Trancers : Critique et test Bluray (import UK)



Au milieu de nos regrettées 80's, tendres années de découvertes vidéastiques et sentimentales pour une bonne part notre lectorat (fidèle ?), le voyage dans le temps a indiscutablement le vent en poupe. Après un bizarroïde Time Rider et sa morale toute relative (1982), James Cameron ouvre avec "Terminator" '(1984) une faille temporelle dans laquelle, une partie de la production SF américaine s'engouffre avec un empressement aussi joyeux qu'opportuniste. Cette thématique doublée par l'exploitation d'une autre, celle du fameux "Effet papillon", théorie exposée et explorée avec génie par Ray Bradbury dans son roman "Un coup de Tonnerre" en 1952 , ouvrira un véritable boulevard situationnel.

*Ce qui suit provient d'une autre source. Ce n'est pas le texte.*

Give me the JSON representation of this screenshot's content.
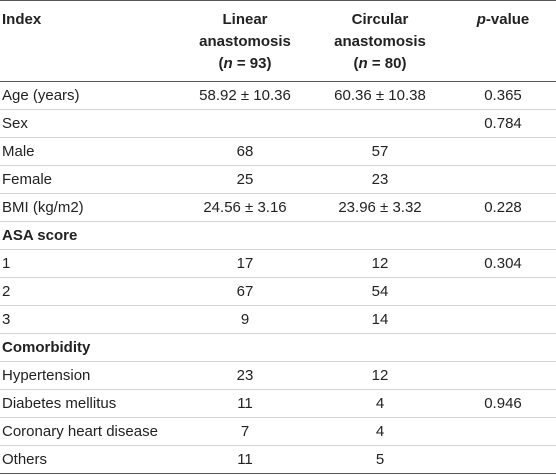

Renvoyé dans le passé pour corriger les erreurs présumées de l'histoire, un bataillon de héros plus ou moins mémorables devront affronter les douloureuses conséquences d'un tourisme contre nature, d'un affront au divin ou à l'inexorable. Selon que vous ayez eu ou pas la chance ou la malchance d'embrasser une éducation religieuse. Rayez selon vos convenances les mentions inutiles.


L'intérêt du cinéma d'exploitation yankee pour l'exercice se cristallisera certes autour du succès populaire de Terminator, puis celui de Retour vers le futur. Mais la figure présente aussi l'avantage de ne pas demander la lune. La simple notion de voyage dans le passé assurera la caution science fictionnelle et la spectacularité des récits. Suivant l'adage "Le présent des uns fait le passé des autres", les années 80 s'offriront en décors à des personnages venus du futur... réduisant l'exposition de leur époque de provenance à quelques minutes de métrage et quelques néons noyés dans une brume... providentielle.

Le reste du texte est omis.